Bone remodelling is the cycle of bone resorption and new bone deposition. The cycle depends on systemic hormone action for an adequate supply of calcium phosphate and on local hormone action for communication between osteoblasts and osteoclasts. The balance between mineral supply to the bone and bone resorption under the influence of PTH is normally balanced by chemical signal coupling, which at present is poorly understood. Bone remodelling is a continuous process, so that as bone is being resorbed, new bone (osteoid) is being laid down by osteoblasts (Fig. 52c). In cortical bone, remodelling occurs from within and four phases can be identified: there is a resting phase, while osteoclasts become activated; during the resorption phase, groups of osteoclasts cut tunnels through the bone, followed by trailing osteoblasts; during the reversal phase, the osteoclasts undergo apoptosis; and during the formation phase the osteoblasts lay down new bone.

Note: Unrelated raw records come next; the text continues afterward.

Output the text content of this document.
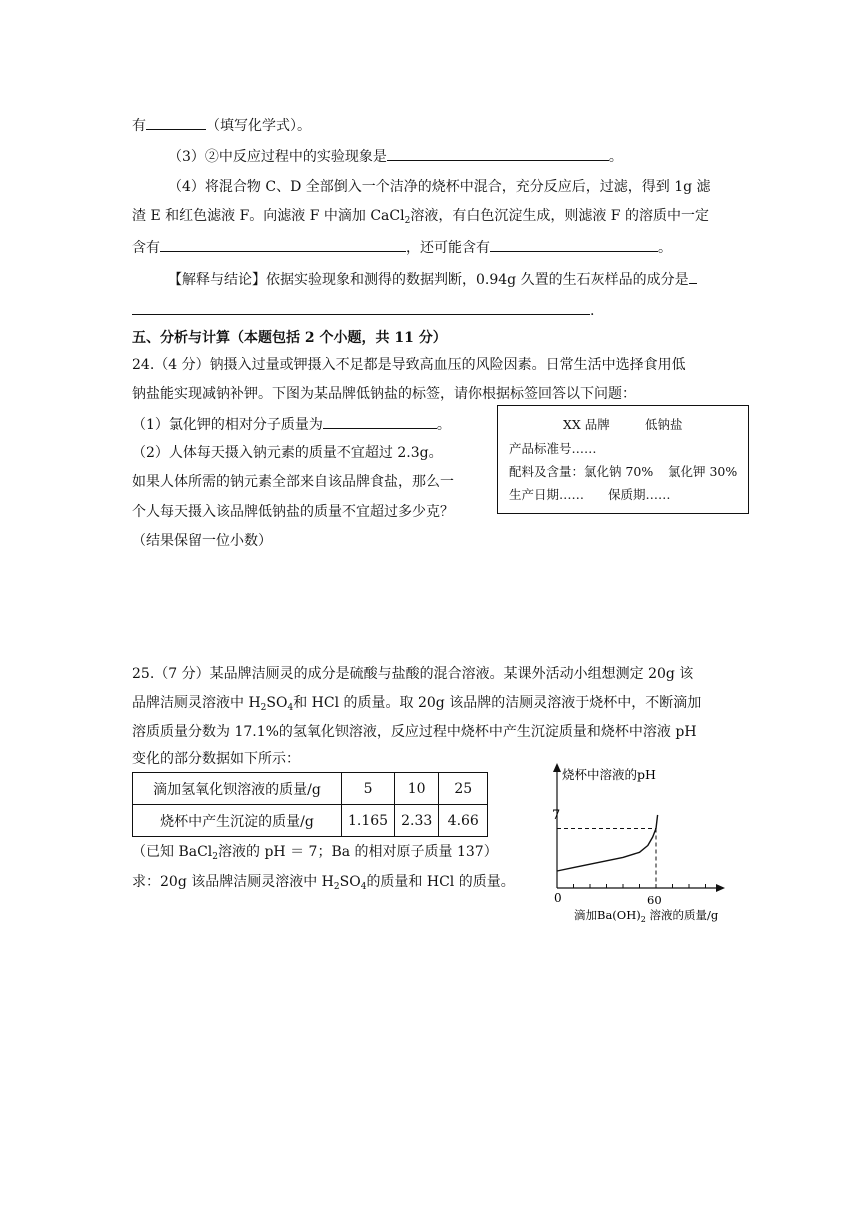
有	（填写化学式）。
（3）②中反应过程中的实验现象是	。
（4）将混合物 C、D 全部倒入一个洁净的烧杯中混合，充分反应后，过滤，得到 1g 滤
渣 E 和红色滤液 F。向滤液 F 中滴加 CaCl$_2$溶液，有白色沉淀生成，则滤液 F 的溶质中一定
含有	，还可能含有	。
【解释与结论】依据实验现象和测得的数据判断，0.94g 久置的生石灰样品的成分是
.
五、分析与计算（本题包括 2 个小题，共 11 分）
24.（4 分）钠摄入过量或钾摄入不足都是导致高血压的风险因素。日常生活中选择食用低
钠盐能实现减钠补钾。下图为某品牌低钠盐的标签，请你根据标签回答以下问题：
（1）氯化钾的相对分子质量为	。
（2）人体每天摄入钠元素的质量不宜超过 2.3g。
如果人体所需的钠元素全部来自该品牌食盐，那么一
个人每天摄入该品牌低钠盐的质量不宜超过多少克？
（结果保留一位小数）
XX 品牌	低钠盐
产品标准号……
配料及含量：氯化钠 70% 氯化钾 30%
生产日期…… 保质期……
25.（7 分）某品牌洁厕灵的成分是硫酸与盐酸的混合溶液。某课外活动小组想测定 20g 该
品牌洁厕灵溶液中 $H_2SO_4$和 HCl 的质量。取 20g 该品牌的洁厕灵溶液于烧杯中，不断滴加
溶质质量分数为 17.1%的氢氧化钡溶液，反应过程中烧杯中产生沉淀质量和烧杯中溶液 pH
变化的部分数据如下所示：
滴加氢氧化钡溶液的质量/g	5	10	25
烧杯中产生沉淀的质量/g	1.165	2.33	4.66
（已知 BaCl$_2$溶液的 pH ＝ 7；Ba 的相对原子质量 137）
求：20g 该品牌洁厕灵溶液中 $H_2SO_4$的质量和 HCl 的质量。
烧杯中溶液的pH
7
0	60
滴加$Ba(OH)_2$ 溶液的质量/g
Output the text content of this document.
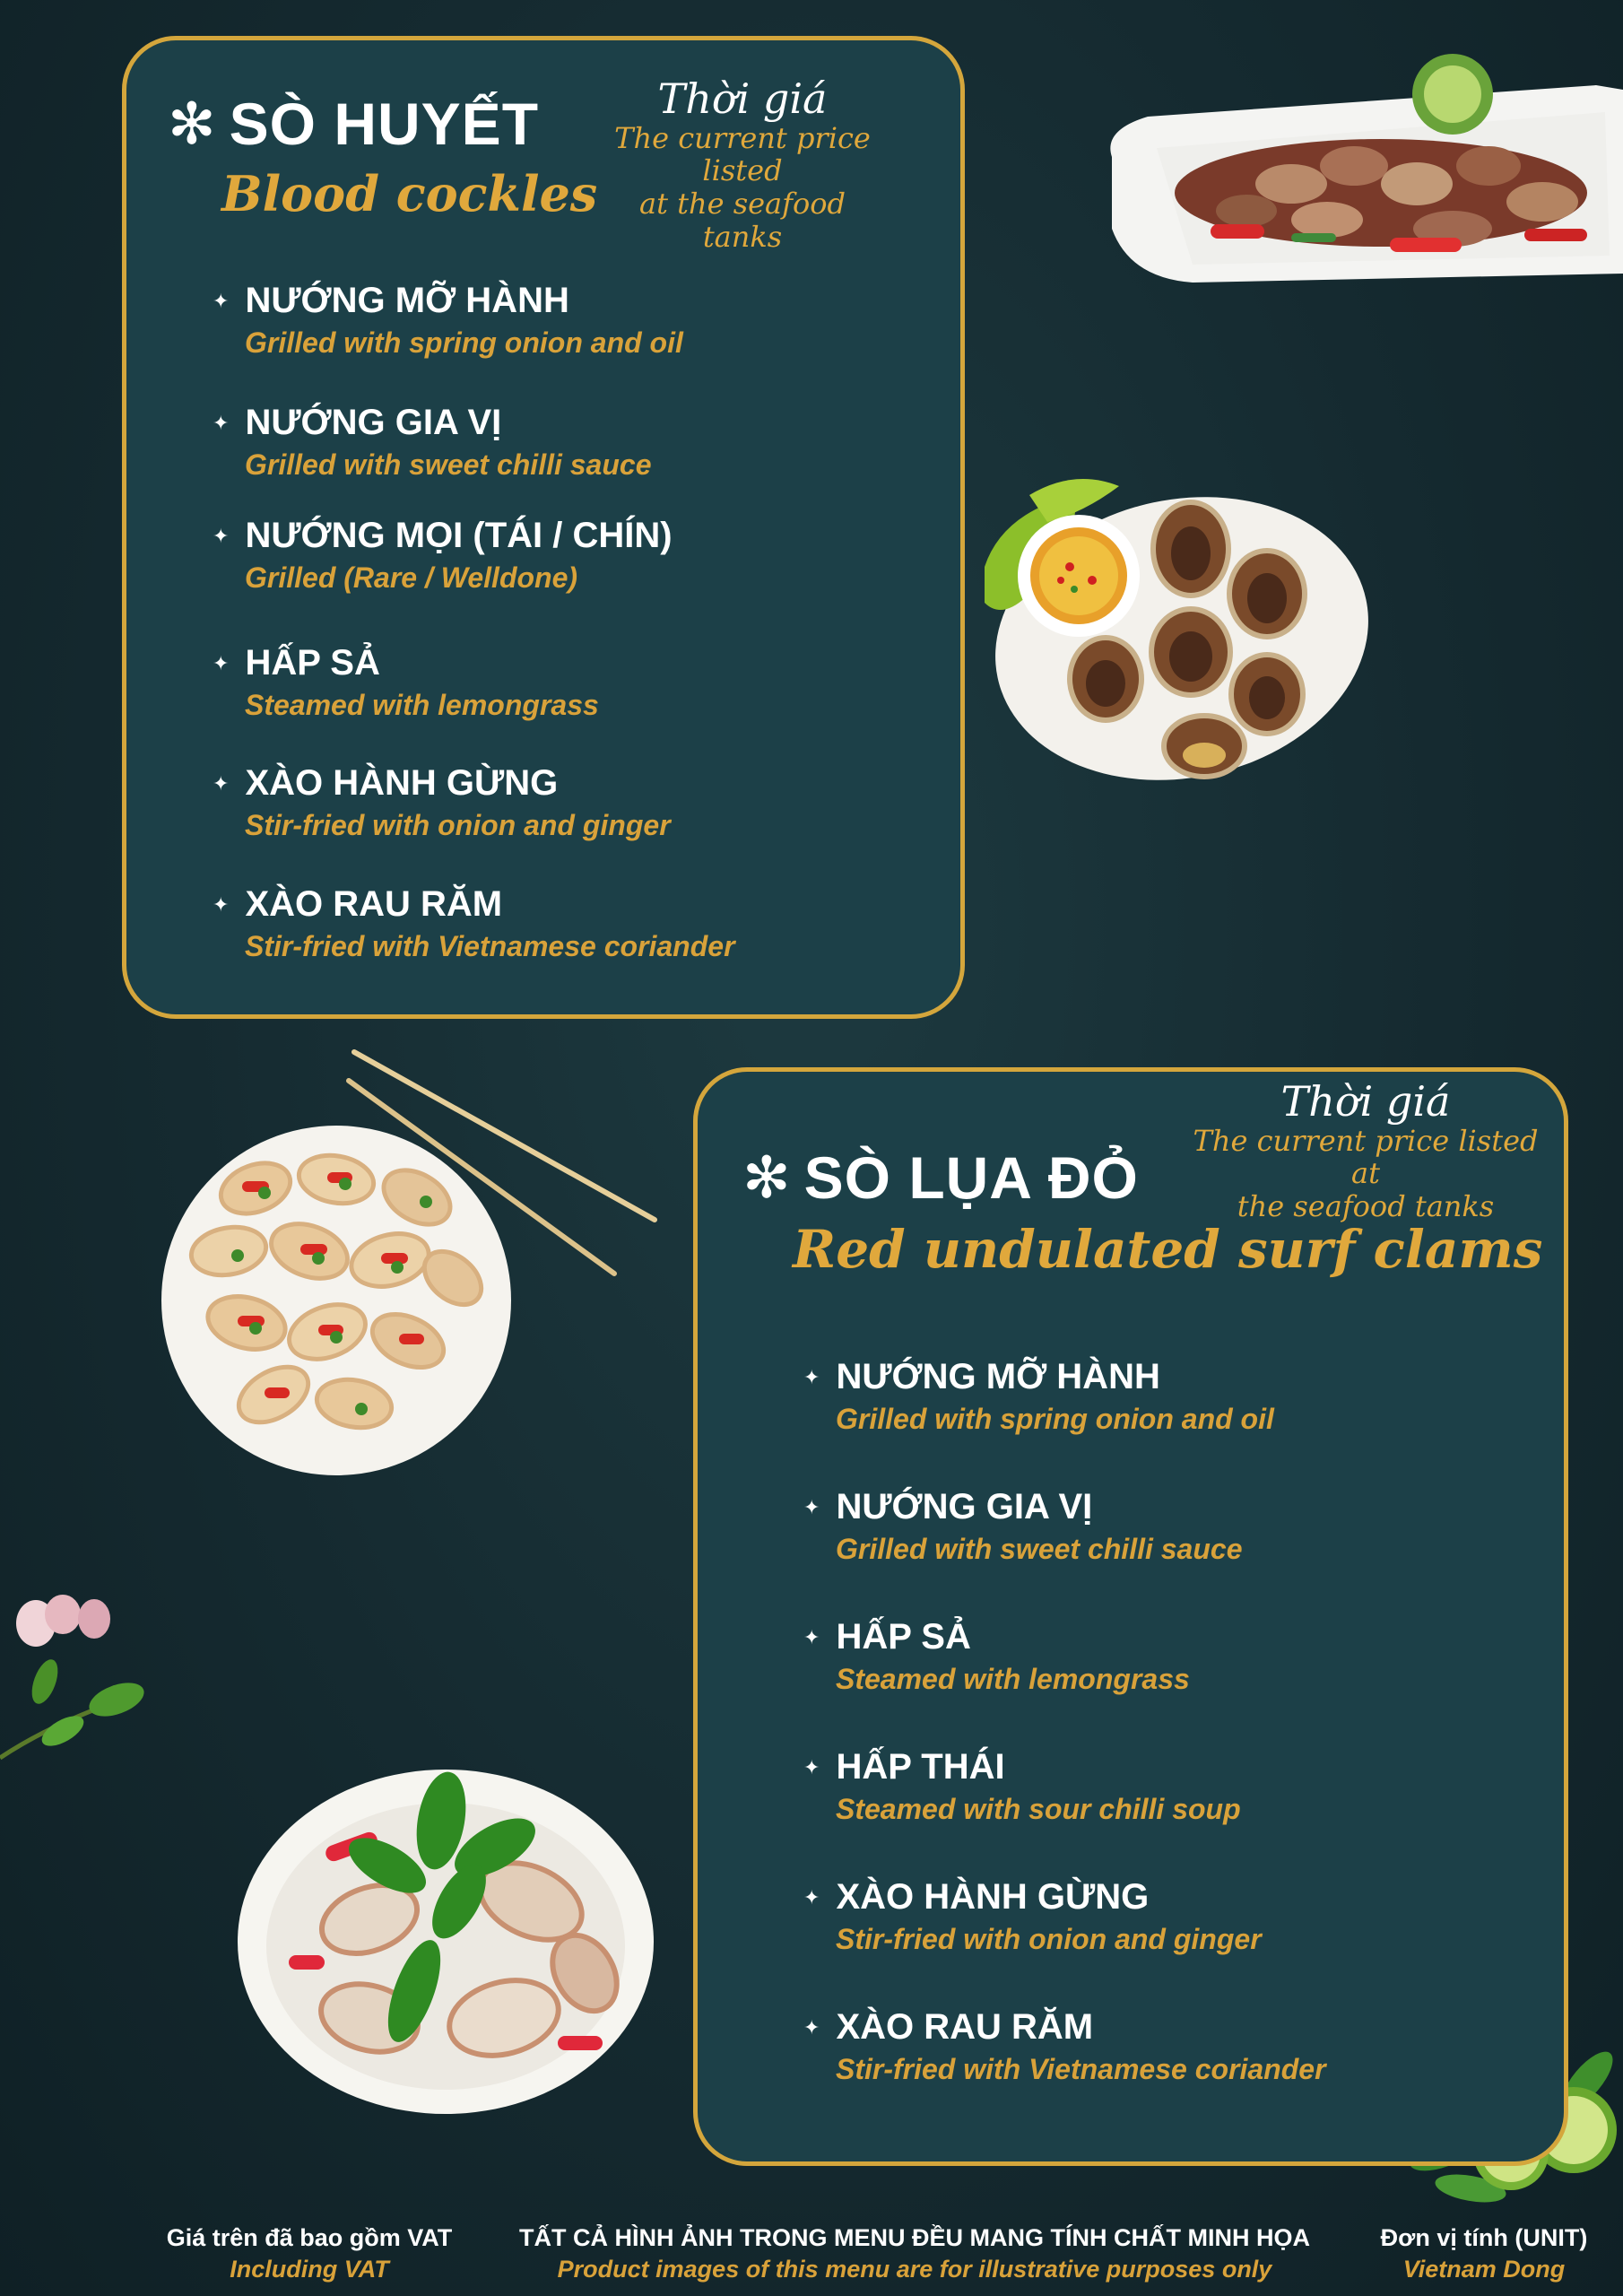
✻ SÒ HUYẾT
Blood cockles
Thời giá
The current price listed
at the seafood tanks
✦ NƯỚNG MỠ HÀNH
Grilled with spring onion and oil
✦ NƯỚNG GIA VỊ
Grilled with sweet chilli sauce
✦ NƯỚNG MỌI (TÁI / CHÍN)
Grilled (Rare / Welldone)
✦ HẤP SẢ
Steamed with lemongrass
✦ XÀO HÀNH GỪNG
Stir-fried with onion and ginger
✦ XÀO RAU RĂM
Stir-fried with Vietnamese coriander
✻ SÒ LỤA ĐỎ
Red undulated surf clams
Thời giá
The current price listed at
the seafood tanks
✦ NƯỚNG MỠ HÀNH
Grilled with spring onion and oil
✦ NƯỚNG GIA VỊ
Grilled with sweet chilli sauce
✦ HẤP SẢ
Steamed with lemongrass
✦ HẤP THÁI
Steamed with sour chilli soup
✦ XÀO HÀNH GỪNG
Stir-fried with onion and ginger
✦ XÀO RAU RĂM
Stir-fried with Vietnamese coriander
Giá trên đã bao gồm VAT
Including VAT
TẤT CẢ HÌNH ẢNH TRONG MENU ĐỀU MANG TÍNH CHẤT MINH HỌA
Product images of this menu are for illustrative purposes only
Đơn vị tính (UNIT)
Vietnam Dong
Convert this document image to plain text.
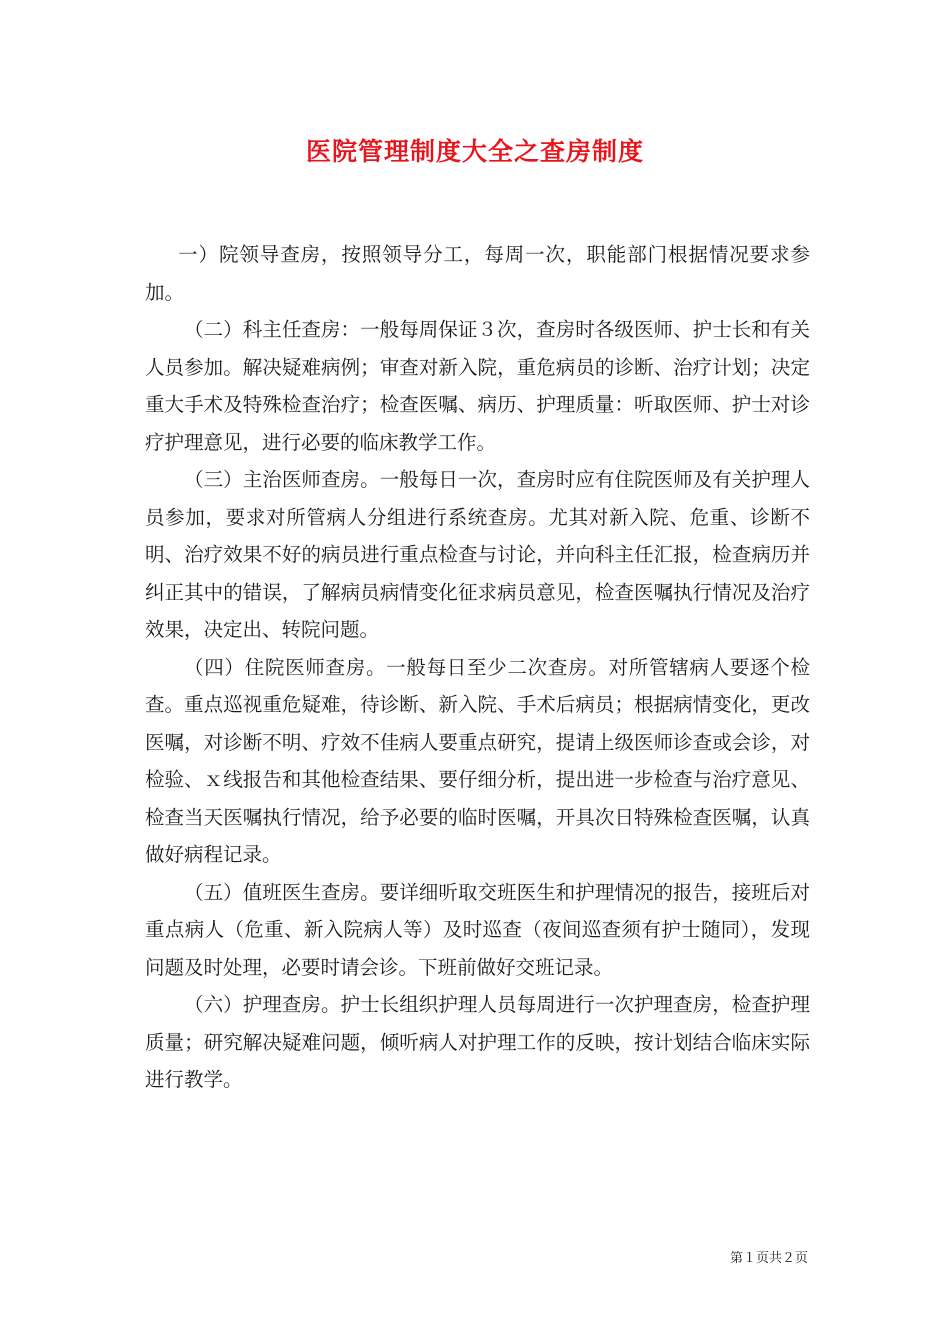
医院管理制度大全之查房制度

一）院领导查房，按照领导分工，每周一次，职能部门根据情况要求参加。

（二）科主任查房：一般每周保证３次，查房时各级医师、护士长和有关人员参加。解决疑难病例；审查对新入院，重危病员的诊断、治疗计划；决定重大手术及特殊检查治疗；检查医嘱、病历、护理质量：听取医师、护士对诊疗护理意见，进行必要的临床教学工作。

（三）主治医师查房。一般每日一次，查房时应有住院医师及有关护理人员参加，要求对所管病人分组进行系统查房。尤其对新入院、危重、诊断不明、治疗效果不好的病员进行重点检查与讨论，并向科主任汇报，检查病历并纠正其中的错误，了解病员病情变化征求病员意见，检查医嘱执行情况及治疗效果，决定出、转院问题。

（四）住院医师查房。一般每日至少二次查房。对所管辖病人要逐个检查。重点巡视重危疑难，待诊断、新入院、手术后病员；根据病情变化，更改医嘱，对诊断不明、疗效不佳病人要重点研究，提请上级医师诊查或会诊，对检验、ｘ线报告和其他检查结果、要仔细分析，提出进一步检查与治疗意见、检查当天医嘱执行情况，给予必要的临时医嘱，开具次日特殊检查医嘱，认真做好病程记录。

（五）值班医生查房。要详细听取交班医生和护理情况的报告，接班后对重点病人（危重、新入院病人等）及时巡查（夜间巡查须有护士随同），发现问题及时处理，必要时请会诊。下班前做好交班记录。

（六）护理查房。护士长组织护理人员每周进行一次护理查房，检查护理质量；研究解决疑难问题，倾听病人对护理工作的反映，按计划结合临床实际进行教学。

第１页共２页
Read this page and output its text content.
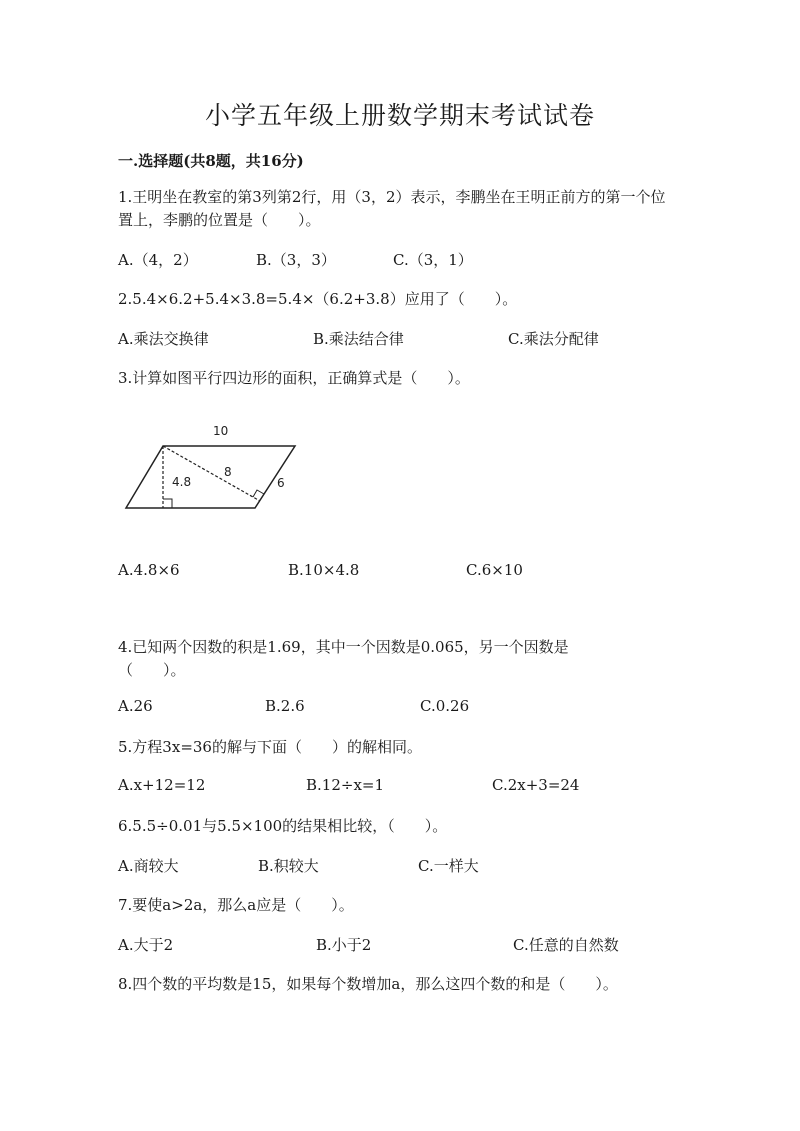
小学五年级上册数学期末考试试卷
一.选择题(共8题，共16分)
1.王明坐在教室的第3列第2行，用（3，2）表示，李鹏坐在王明正前方的第一个位置上，李鹏的位置是（　　）。
A.（4，2）	B.（3，3）	C.（3，1）
2.5.4×6.2+5.4×3.8=5.4×（6.2+3.8）应用了（　　）。
A.乘法交换律	B.乘法结合律	C.乘法分配律
3.计算如图平行四边形的面积，正确算式是（　　）。
10
8
4.8	6
A.4.8×6	B.10×4.8	C.6×10
4.已知两个因数的积是1.69，其中一个因数是0.065，另一个因数是（　　）。
A.26	B.2.6	C.0.26
5.方程3x=36的解与下面（　　）的解相同。
A.x+12=12	B.12÷x=1	C.2x+3=24
6.5.5÷0.01与5.5×100的结果相比较，（　　）。
A.商较大	B.积较大	C.一样大
7.要使a>2a，那么a应是（　　）。
A.大于2	B.小于2	C.任意的自然数
8.四个数的平均数是15，如果每个数增加a，那么这四个数的和是（　　）。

In cortical bone, osteoblasts lay down cylinders of new bone, progressively narrowing the tunnel, which ultimately becomes the Haversian canal. In trabecular bone, remodelling takes place at the surface, when osteoclasts burrow a pit which is then filled in by osteoblasts.
For both types of bone, the remodelling cycle takes about 200 days. The system is integrated by local chemical signals which have not yet been fully identified but may involve the integrins, the RANKL system and calcitonin, PTH and the interleukins. PTH promotes resorption in order to rectify hypocalcaemia and this triggers osteoblast action. Osteoblasts have receptors for PTH and this may be part of the system that activates the osteoblast. Other hormones undoubtedly influence the system. Estrogens, for example, directly inhibit osteoclastogenensis and have other regulatory effects on osteoblasts and bone marrow stromal cells. Estrogens reveal their profound influence through the osteoporosis which may follow their absence after menopause (see Chapter 54).